Super Resolution Microscopy
Dr Gurthwin Bosman, Prof EG Rohwer
This project focusses on developing imaging systems to locate and track fluorescent objects far below the optical diffraction limit. The systems will initially investigate diffusional mechanisms in novel thin polymer films and the intracellular environment.
|Photo taken to celebrate the installation of a new scientific grade camera. From left: Prof Louise Warnich (Dean of Science), Dr Gurthwin Bosman (principle investigator), Miss Ratsimandresy Miora and Miss Charmaine Sibanda|
During 2017 the primary objectives; to examine single object diffusion in polymers thin films and to incorporate point spread function engineering using phase control of light in order to obtain orientation information of single dipole emitters were successfully achieved. The two objectives incorporated careful sample preparation, proper optical alignment, proficient data collection, image processing and initial model verification.
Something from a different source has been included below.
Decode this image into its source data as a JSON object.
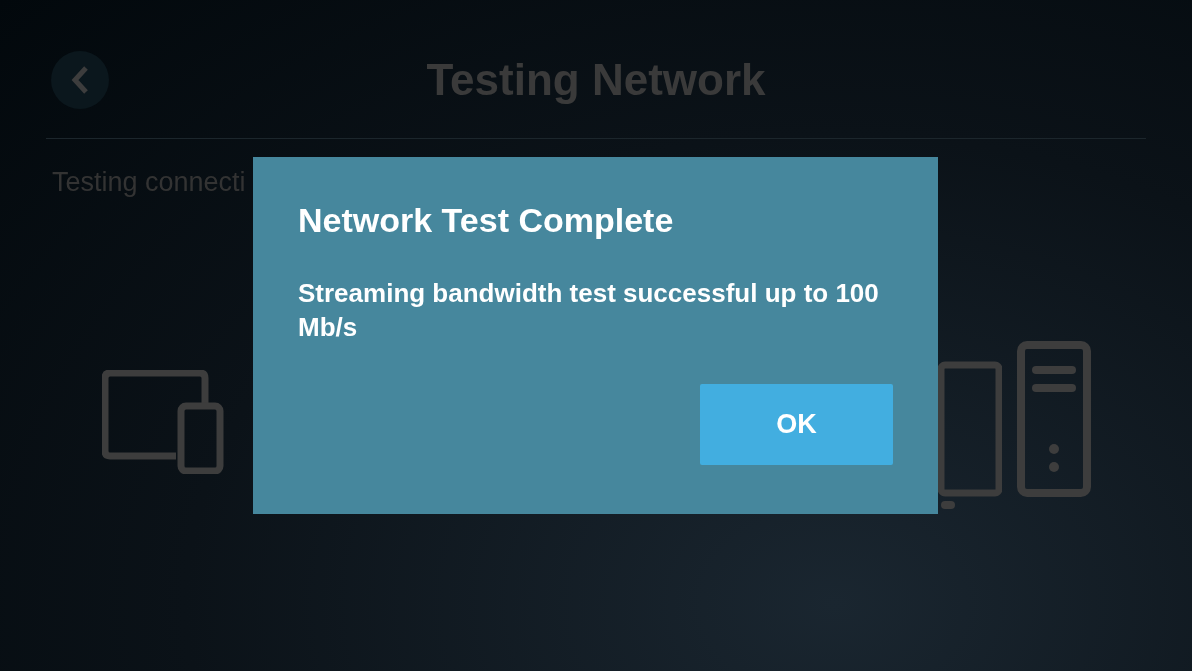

The two MSc students involved in the project, Miss Ratsimandresy Holinirina Dina Miora and Miss Charmaine Sibanda were instrumental in the current successes of the project.
The students also presented their work at the local annual South African Institute of Physics conference hosted at Stellenbosch University by the Physics Department. The quality of their contributions were well received. This was verified with Miss Sibanda receiving the award for “Most Promising Young Scientist" in the Photonics Division. In addition Miss Sibanda also presented her work abroad at the OSA-JSAP symposium in Fukuou Japan, September 2017.
In 2018 greater focus will be placed on demonstrating the benefits of the current imaging system to in vivo applications. Herein the project receives guidance from local (Prof K Muller-Nedebock, SU Physics) and international (Dr Robert Pal, Durham University, UK) collaborators. Furthermore financial support for 2018-2019 has already been secured from the CSIR NLC rental pool program.
Erich Rohwer, Pieter Neethling
We have a collaboration on entomological LIDAR in collaboration with Dr Mikkel Brydegard and Alem Gebru at the University of Lund. The project entails the monitoring of atmospheric insects using either passive (sunlight and diffuse scattered surface light) or active (laser) light. During 2017 a publication resulted from the collaboration, but there was no experimental activity at the LRI.